Schön Gott sei Dank verlaufen die allermeisten Fälle nicht so dramatisch, dass es zu Todesfällen kommt. Wichtig ist, dass man die Kolleginnen und Kollegen an der Basis nicht im Regen stehen lässt und ein klares Handlungsinstrumentarium entwickelt. Besonders schwierig sind Fälle an der Schnittstelle zu psychischen Fragen: Fällt ein Verhalten noch unter pädagogische Auffälligkeit oder schon ins Psychopathologische? Die Jugendhilfe hat oft eine letzte Auffangverantwortung, wenn andere System wie die Schule oder die psychotherapeutischen Systeme sich nicht zuständig fühlen. Das ist nicht ganz einfach.

Sie sind Fachbereichsleiter Jugendhilfe und Beschäftigungsförderung. Ist das ein Bereich, in dem man überwiegend verwaltet, oder hat man auch Luft zum Gestalten.

Schön Man hat schon Luft zum Gestalten. Wir sind mit fünf Abteilungen der größte Fachbereich der Stadtverwaltung. Das ist immer auch ein Riesengestaltungsauftrag. Das macht es interessant.

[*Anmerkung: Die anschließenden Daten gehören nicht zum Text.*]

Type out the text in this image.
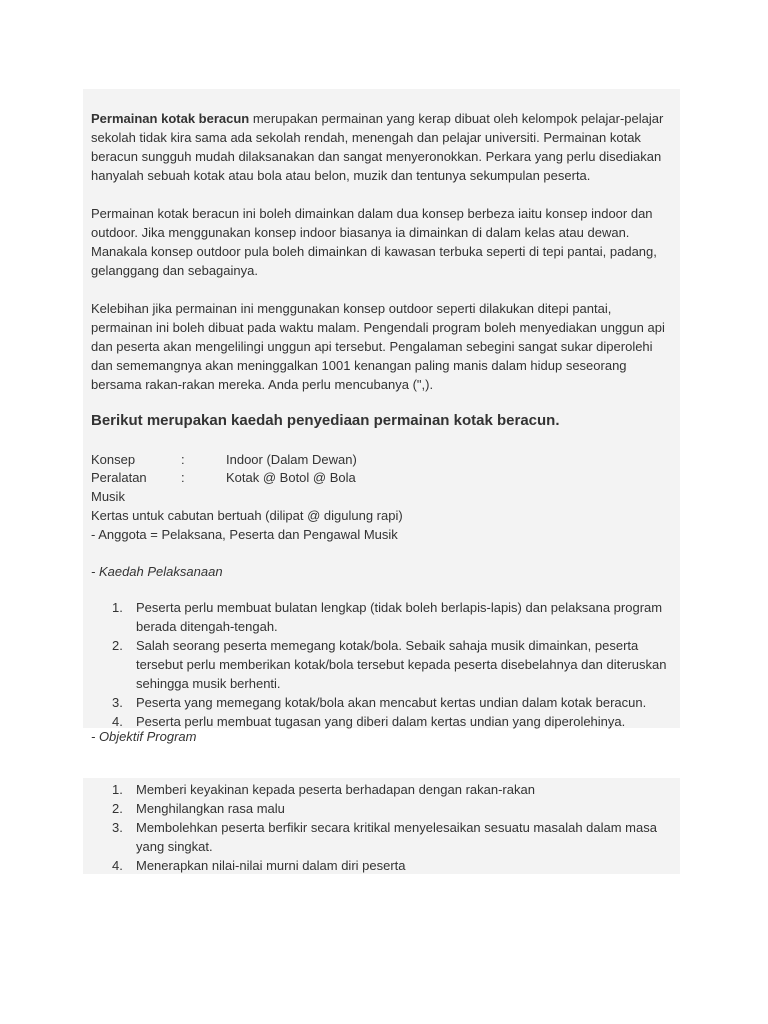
Permainan kotak beracun merupakan permainan yang kerap dibuat oleh kelompok pelajar-pelajar sekolah tidak kira sama ada sekolah rendah, menengah dan pelajar universiti. Permainan kotak beracun sungguh mudah dilaksanakan dan sangat menyeronokkan. Perkara yang perlu disediakan hanyalah sebuah kotak atau bola atau belon, muzik dan tentunya sekumpulan peserta.

Permainan kotak beracun ini boleh dimainkan dalam dua konsep berbeza iaitu konsep indoor dan outdoor. Jika menggunakan konsep indoor biasanya ia dimainkan di dalam kelas atau dewan. Manakala konsep outdoor pula boleh dimainkan di kawasan terbuka seperti di tepi pantai, padang, gelanggang dan sebagainya.

Kelebihan jika permainan ini menggunakan konsep outdoor seperti dilakukan ditepi pantai, permainan ini boleh dibuat pada waktu malam. Pengendali program boleh menyediakan unggun api dan peserta akan mengelilingi unggun api tersebut. Pengalaman sebegini sangat sukar diperolehi dan sememangnya akan meninggalkan 1001 kenangan paling manis dalam hidup seseorang bersama rakan-rakan mereka. Anda perlu mencubanya (",).

Berikut merupakan kaedah penyediaan permainan kotak beracun.
Konsep	:	Indoor (Dalam Dewan)
Peralatan	:	Kotak @ Botol @ Bola
Musik
Kertas untuk cabutan bertuah (dilipat @ digulung rapi)
- Anggota = Pelaksana, Peserta dan Pengawal Musik
- Kaedah Pelaksanaan
1. Peserta perlu membuat bulatan lengkap (tidak boleh berlapis-lapis) dan pelaksana program berada ditengah-tengah.
2. Salah seorang peserta memegang kotak/bola. Sebaik sahaja musik dimainkan, peserta tersebut perlu memberikan kotak/bola tersebut kepada peserta disebelahnya dan diteruskan sehingga musik berhenti.
3. Peserta yang memegang kotak/bola akan mencabut kertas undian dalam kotak beracun.
4. Peserta perlu membuat tugasan yang diberi dalam kertas undian yang diperolehinya.
- Objektif Program
1. Memberi keyakinan kepada peserta berhadapan dengan rakan-rakan
2. Menghilangkan rasa malu
3. Membolehkan peserta berfikir secara kritikal menyelesaikan sesuatu masalah dalam masa yang singkat.
4. Menerapkan nilai-nilai murni dalam diri peserta
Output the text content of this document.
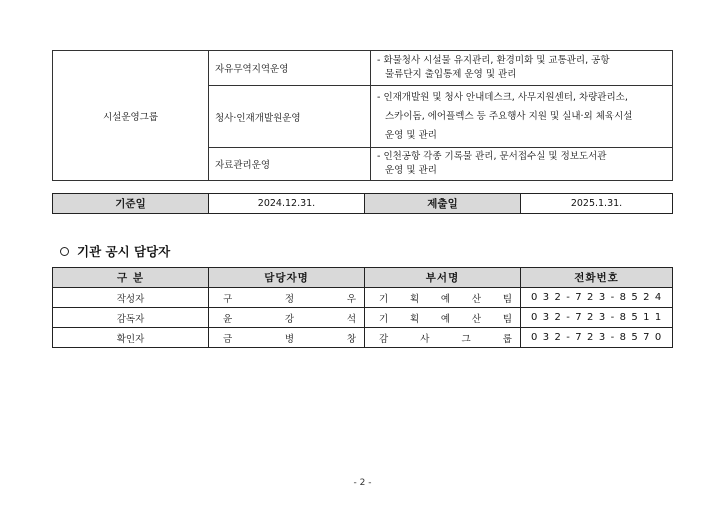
시설운영그룹	자유무역지역운영	- 화물청사 시설물 유지관리, 환경미화 및 교통관리, 공항
물류단지 출입통제 운영 및 관리

	청사·인재개발원운영	- 인재개발원 및 청사 안내데스크, 사무지원센터, 차량관리소,
스카이돔, 에어플렉스 등 주요행사 지원 및 실내·외 체육시설
운영 및 관리

	자료관리운영	- 인천공항 각종 기록물 관리, 문서접수실 및 정보도서관
운영 및 관리
기준일	2024.12.31.	제출일	2025.1.31.
기관 공시 담당자
구 분	담당자명	부서명	전화번호
작성자	구 정 우	기 획 예 산 팀	032-723-8524
감독자	윤 강 석	기 획 예 산 팀	032-723-8511
확인자	금 병 창	감 사 그 룹	032-723-8570
- 2 -
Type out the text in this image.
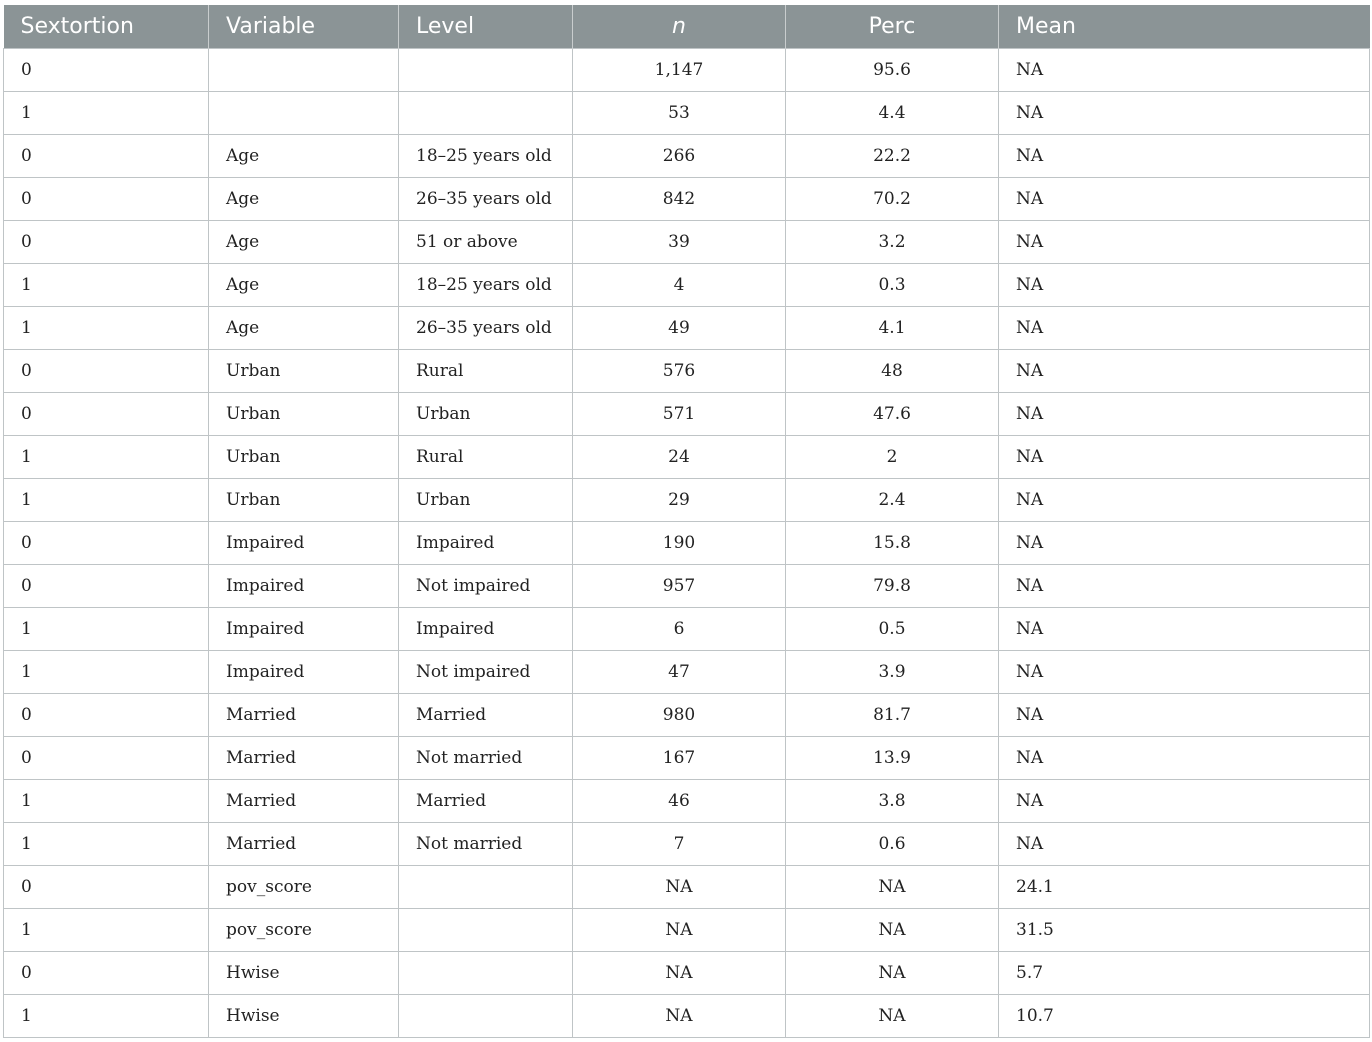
Sextortion	Variable	Level	n	Perc	Mean
0			1,147	95.6	NA
1			53	4.4	NA
0	Age	18–25 years old	266	22.2	NA
0	Age	26–35 years old	842	70.2	NA
0	Age	51 or above	39	3.2	NA
1	Age	18–25 years old	4	0.3	NA
1	Age	26–35 years old	49	4.1	NA
0	Urban	Rural	576	48	NA
0	Urban	Urban	571	47.6	NA
1	Urban	Rural	24	2	NA
1	Urban	Urban	29	2.4	NA
0	Impaired	Impaired	190	15.8	NA
0	Impaired	Not impaired	957	79.8	NA
1	Impaired	Impaired	6	0.5	NA
1	Impaired	Not impaired	47	3.9	NA
0	Married	Married	980	81.7	NA
0	Married	Not married	167	13.9	NA
1	Married	Married	46	3.8	NA
1	Married	Not married	7	0.6	NA
0	pov_score		NA	NA	24.1
1	pov_score		NA	NA	31.5
0	Hwise		NA	NA	5.7
1	Hwise		NA	NA	10.7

Können Sie das an plastischen Beispiele erläutern?

Schön Ein Beispiel ist das bereits erwähnte Projekt "Kein Kind zurücklassen"; das heißt, wir entwickeln eine kommunale Präventionskette, bei der es auch darum geht, die Netzwerke, die es in Krefeld gibt, zu verbinden. Die Initiative dazu ging vom Rat aus, als Krefeld KeKiz-Kommune wurde (Anmerkung der Redaktion: Seit Februar nimmt Krefeld an dem landesweiten Projekt "Kein Kind zurücklassen" teil; zur Koordinierung der Präventionsarbeit erhält Krefeld eine Landesförderung von 30.000 Euro jährlich. Die Stadt wird rund 55.000 Euro pro Jahr für das Projekt bereitstellen und hat eine Personalstelle zur Koordinierung der Aufgaben besetzt). Im März gab es dazu einen Workshop, seit April gibt es eine Steuerungsgruppe, die alle Angebote vernetzt, damit Kinder aus schwierigen Verhältnissen noch genauer von den Hilfen profitieren können.

Heißt Verbessern mehr Geld oder mehr Betreuung?

Schön Ich habe drei Schwerpunkte identifiziert, die wir überarbeiten wollen. Ein Schwerpunkt ist das Thema Qualifikation/ Bildung, es geht darum sicherzustellen, dass es Schulabschlüsse für alle Jugendlichen gibt. Wir wollen durch Zusammenarbeit mit dem Schulen bessere Hilfsangebote für Schülern und Eltern organisieren. Die Systeme Jugendhilfe und Schule sollen besser vernetzt werden. Der zweite Schwerpunkt betrifft Beratung für Familien ab der Schwangerschaft über die Geburt, zur frühkindlichen Entwicklung bis in die Schullaufbahn. Die Kitas sollen besondere Mittel für intensivere Elternarbeit bekommen und das Jobcenter eine mobile Arbeitsmarktberatung direkt in den Kitas anbieten. Es geht besonders um junge Mütter und Väter und ihren Wiedereinstieg in den Beruf oder junge Familien, die mit einem Kind neu finanziell zurechtkommen müssen. Ein dritter Punkt ist das Thema Gesundheit und Bewegung. Wir möchten mit dem Stadtsportbund ein Programm für Sport und Bewegung an den Schulen erarbeiten und auch Kinder und Eltern für gesunde Ernährung begeistern. Da wollen wir etwa die Katholische Bildungsstätte mit einbinden, die ja jetzt schon entsprechende Kochkurse anbietet.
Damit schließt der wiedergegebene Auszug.